As a senior lecturer in government and public policy, I take a strong interest in these matters. After Hurricanes Katrina and Rita devastated portions of the US Gulf Coast in 2005, I conducted a survey of people who survived those hurricanes, as well as those who had followed the media coverage from other hurricane-prone areas in the US. My research offers three key findings, which help to explain the way people deal with disasters.
1. Trust matters
I found that people decide where to live in part based on how much trust they have in their public officials. If they trust the public officials and disaster managers in a particular community, they are more likely to continue living there after a disaster, because they believe the managers will do a good job in future crises.
This trust is continually built (or eroded) based on the performance of public officials in emergencies. The more positive contact people have with public officials, the more likely they are to trust them to do their jobs. Receiving aid swiftly from temporary distribution centres, or getting help over the phone from aid personnel, increases our trust in the people and agencies supplying that aid.
This means that people tend to have higher trust in their local officials, with whom they are more likely to come into direct contact. Even if trust declines in national officials due to their behaviour or performance, it will not influence someone’s choice of where to live if they believe their local officials will still do a good job in future crises.
So though it is somewhat counter-intuitive, I found that even after incredibly destructive disasters, good experiences with public officials actually strengthen citizens’ resolve to live in threatened areas.
2. You can’t imagine what it’s like
As outsiders, it can be confusing to see people return to rebuild amid devastation. Using the same survey, I compared what the hurricane survivors actually did, thought and felt to what outside observers predicted they would do, think and feel in similar situations. It turns out that when we imagine ourselves in situations seen in the media, we predict that we will behave in drastically different ways to the people who are actually experiencing them.
This is due, in part, to a natural tendency to fear events that are incredibly damaging – even if those events are highly unlikely to occur. A classic example is that many people are afraid of air crashes but not of car crashes, even though the probability of an aircraft crashing is much lower than that of a car.

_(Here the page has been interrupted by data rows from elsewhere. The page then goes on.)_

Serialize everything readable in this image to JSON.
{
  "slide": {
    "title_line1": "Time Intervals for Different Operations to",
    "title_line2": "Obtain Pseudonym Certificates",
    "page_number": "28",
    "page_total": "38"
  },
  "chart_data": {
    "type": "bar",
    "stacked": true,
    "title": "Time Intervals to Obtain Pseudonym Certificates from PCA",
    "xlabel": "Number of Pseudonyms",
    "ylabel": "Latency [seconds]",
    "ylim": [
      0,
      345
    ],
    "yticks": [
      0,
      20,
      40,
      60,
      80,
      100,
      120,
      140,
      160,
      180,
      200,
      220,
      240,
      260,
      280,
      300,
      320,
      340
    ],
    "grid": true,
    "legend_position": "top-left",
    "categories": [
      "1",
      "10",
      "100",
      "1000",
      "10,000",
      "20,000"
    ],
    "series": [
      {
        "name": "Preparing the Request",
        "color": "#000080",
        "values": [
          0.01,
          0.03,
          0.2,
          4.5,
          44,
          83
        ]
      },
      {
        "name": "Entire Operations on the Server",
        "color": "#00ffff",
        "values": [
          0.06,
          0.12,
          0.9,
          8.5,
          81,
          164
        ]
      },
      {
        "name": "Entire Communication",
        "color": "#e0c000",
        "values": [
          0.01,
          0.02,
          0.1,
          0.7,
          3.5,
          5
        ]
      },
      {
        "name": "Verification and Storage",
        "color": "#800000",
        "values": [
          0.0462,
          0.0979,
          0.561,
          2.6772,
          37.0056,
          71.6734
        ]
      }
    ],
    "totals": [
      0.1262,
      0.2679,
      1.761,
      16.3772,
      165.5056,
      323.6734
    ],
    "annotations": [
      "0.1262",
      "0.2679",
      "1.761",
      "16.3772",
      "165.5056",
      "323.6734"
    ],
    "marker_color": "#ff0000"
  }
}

When presented with a hypothetical situation such as a hurricane, we often imagine the worst-case scenario: that our homes will suffer much more damage than the average and that our lives will suffer far more disruption than even the worst hurricanes in history have caused.
Research tells us that the media coverage of such events is partly to blame for this. Many outlets will focus on the most shocking or evocative images and stories, in order to keep viewers’ attention.
This combination of factors mean that outsiders tend to believe that, faced with such a scenario, they would take extreme action – such as never returning to their homes. But in reality, many more people opt to return to their homes and rebuild than those who choose to move away.
3. It just feels like home
When asked why people live where they do, both survivors and observers homed in on two answers. As one might expect, jobs and employment are important to people’s choice of where to live. But many choose where to live because “it just feels like home”. This sense of place compels people around the world to live where they do.
The longer a person’s family has lived in a particular area, the more likely that person is to return home after being evacuated. Likewise, the stronger their ties to church communities, neighbours and local economic activities, the more likely that person is to try to go back.
These personal considerations are difficult to quantify – but they mean that future threats do not factor as highly into people’s decision to return and rebuild as outsiders might think. So, you may look on from afar and wonder how anyone would want to rebuild a devastated area. You may even try to put yourself in the place of survivors – and still believe that you would never react the same way.
But my work shows that the ties that bind people to their homes are stronger than we typically imagine. So, if it comes to the point where communities need to be moved out of harm’s way, the answer lies not in highlighting the threat of disaster. Instead, it’s crucial to create governments which survivors can trust – and places where they can feel truly at home.